The upbeat earnings report was tempered by a warning of declining attendance at Hong Kong Disneyland, which opened in 2005. Disney has pointed to that park as a leading example of its top-priority effort of international expansion, and the company hopes to use it as a springboard to win Chinese government approval for a park in Shanghai.
But Disney said the Hong Kong park drew fewer visitors in the quarter just ended than in the same three months a year earlier and that attendance and sales had missed projections.
"If these trends do not significantly improve," the company warned, it would be in violation of pledges it made to lenders on the project. Disney could then be forced to refinance $294 million in debt.

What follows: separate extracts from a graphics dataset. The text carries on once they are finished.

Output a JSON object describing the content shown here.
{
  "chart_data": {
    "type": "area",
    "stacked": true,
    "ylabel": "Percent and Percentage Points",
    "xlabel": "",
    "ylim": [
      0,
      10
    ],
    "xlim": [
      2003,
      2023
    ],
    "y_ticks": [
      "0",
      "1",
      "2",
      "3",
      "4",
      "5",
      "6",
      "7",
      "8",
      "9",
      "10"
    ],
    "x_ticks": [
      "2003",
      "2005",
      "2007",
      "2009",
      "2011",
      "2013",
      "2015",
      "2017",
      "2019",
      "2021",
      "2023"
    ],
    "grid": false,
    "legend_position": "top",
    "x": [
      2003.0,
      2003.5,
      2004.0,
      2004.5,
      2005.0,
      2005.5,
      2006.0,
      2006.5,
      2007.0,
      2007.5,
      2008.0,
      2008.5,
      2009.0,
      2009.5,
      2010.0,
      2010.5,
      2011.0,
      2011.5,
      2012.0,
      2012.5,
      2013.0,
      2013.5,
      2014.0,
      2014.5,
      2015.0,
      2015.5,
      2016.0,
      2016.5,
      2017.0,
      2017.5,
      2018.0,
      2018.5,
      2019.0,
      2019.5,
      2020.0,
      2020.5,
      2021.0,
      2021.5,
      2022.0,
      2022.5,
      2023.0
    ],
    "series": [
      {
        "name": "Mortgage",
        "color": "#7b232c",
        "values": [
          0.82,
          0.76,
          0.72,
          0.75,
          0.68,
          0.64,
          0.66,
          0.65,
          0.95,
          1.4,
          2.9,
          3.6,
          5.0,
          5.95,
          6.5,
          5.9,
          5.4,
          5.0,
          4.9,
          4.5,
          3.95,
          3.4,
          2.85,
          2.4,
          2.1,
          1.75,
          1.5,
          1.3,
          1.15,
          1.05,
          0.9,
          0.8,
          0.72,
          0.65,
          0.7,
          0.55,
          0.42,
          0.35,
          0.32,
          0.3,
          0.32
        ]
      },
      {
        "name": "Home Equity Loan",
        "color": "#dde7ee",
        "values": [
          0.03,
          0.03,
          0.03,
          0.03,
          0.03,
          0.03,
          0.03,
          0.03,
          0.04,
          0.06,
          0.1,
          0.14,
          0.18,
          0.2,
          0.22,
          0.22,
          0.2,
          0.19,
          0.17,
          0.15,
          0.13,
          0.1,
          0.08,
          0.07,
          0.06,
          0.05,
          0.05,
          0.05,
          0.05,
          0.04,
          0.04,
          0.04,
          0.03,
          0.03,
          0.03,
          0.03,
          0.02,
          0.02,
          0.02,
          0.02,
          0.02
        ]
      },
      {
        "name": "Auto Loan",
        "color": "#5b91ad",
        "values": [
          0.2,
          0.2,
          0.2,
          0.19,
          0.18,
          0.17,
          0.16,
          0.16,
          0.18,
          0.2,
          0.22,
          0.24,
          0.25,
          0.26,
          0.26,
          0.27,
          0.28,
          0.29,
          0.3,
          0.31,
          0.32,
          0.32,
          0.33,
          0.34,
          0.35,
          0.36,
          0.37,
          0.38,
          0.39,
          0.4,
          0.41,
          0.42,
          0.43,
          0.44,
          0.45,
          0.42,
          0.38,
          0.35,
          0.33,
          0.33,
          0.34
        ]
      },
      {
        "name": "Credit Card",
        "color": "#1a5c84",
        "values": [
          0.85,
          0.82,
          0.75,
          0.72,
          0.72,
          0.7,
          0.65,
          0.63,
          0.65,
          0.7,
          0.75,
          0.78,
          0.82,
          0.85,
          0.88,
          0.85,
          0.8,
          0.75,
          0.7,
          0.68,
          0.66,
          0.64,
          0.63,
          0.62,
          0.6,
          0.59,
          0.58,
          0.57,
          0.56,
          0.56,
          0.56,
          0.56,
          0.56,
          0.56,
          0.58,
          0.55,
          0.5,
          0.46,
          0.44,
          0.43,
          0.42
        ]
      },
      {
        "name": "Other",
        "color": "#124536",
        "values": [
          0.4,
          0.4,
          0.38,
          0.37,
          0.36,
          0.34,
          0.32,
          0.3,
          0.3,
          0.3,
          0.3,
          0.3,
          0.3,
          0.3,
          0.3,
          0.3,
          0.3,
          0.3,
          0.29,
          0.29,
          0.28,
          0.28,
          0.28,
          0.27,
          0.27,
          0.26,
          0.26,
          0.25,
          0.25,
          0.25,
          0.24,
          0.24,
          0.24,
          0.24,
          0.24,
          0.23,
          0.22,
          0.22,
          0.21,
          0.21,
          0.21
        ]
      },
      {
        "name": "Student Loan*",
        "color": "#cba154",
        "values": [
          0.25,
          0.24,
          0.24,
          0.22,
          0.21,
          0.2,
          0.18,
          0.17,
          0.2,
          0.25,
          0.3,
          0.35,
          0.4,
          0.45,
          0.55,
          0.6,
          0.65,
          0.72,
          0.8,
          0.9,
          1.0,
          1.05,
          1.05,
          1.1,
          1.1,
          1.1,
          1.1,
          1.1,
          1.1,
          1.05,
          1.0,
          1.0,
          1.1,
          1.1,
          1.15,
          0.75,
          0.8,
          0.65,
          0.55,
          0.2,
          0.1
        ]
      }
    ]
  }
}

Wednesday's admission is the starkest to date about the Hong Kong property, where Disney has a large minority stake. Even so, and despite flat attendance at Disney's U.S. parks, higher average spending by U.S. visitors pushed the division's profit to $405 million from $375 million.
Profit at the network division including ABC and ESPN rose to $750 million from $606 million, while profit from consumer products dropped to $235 million from $270 million.
On the same day the Hong Kong theme park warning was included deep in a Securities and Exchange Commission filing, Disney was hosting Wall Street analysts for an annual series of closed-door presentations in Florida. The company made audio of the day's events available over the Internet.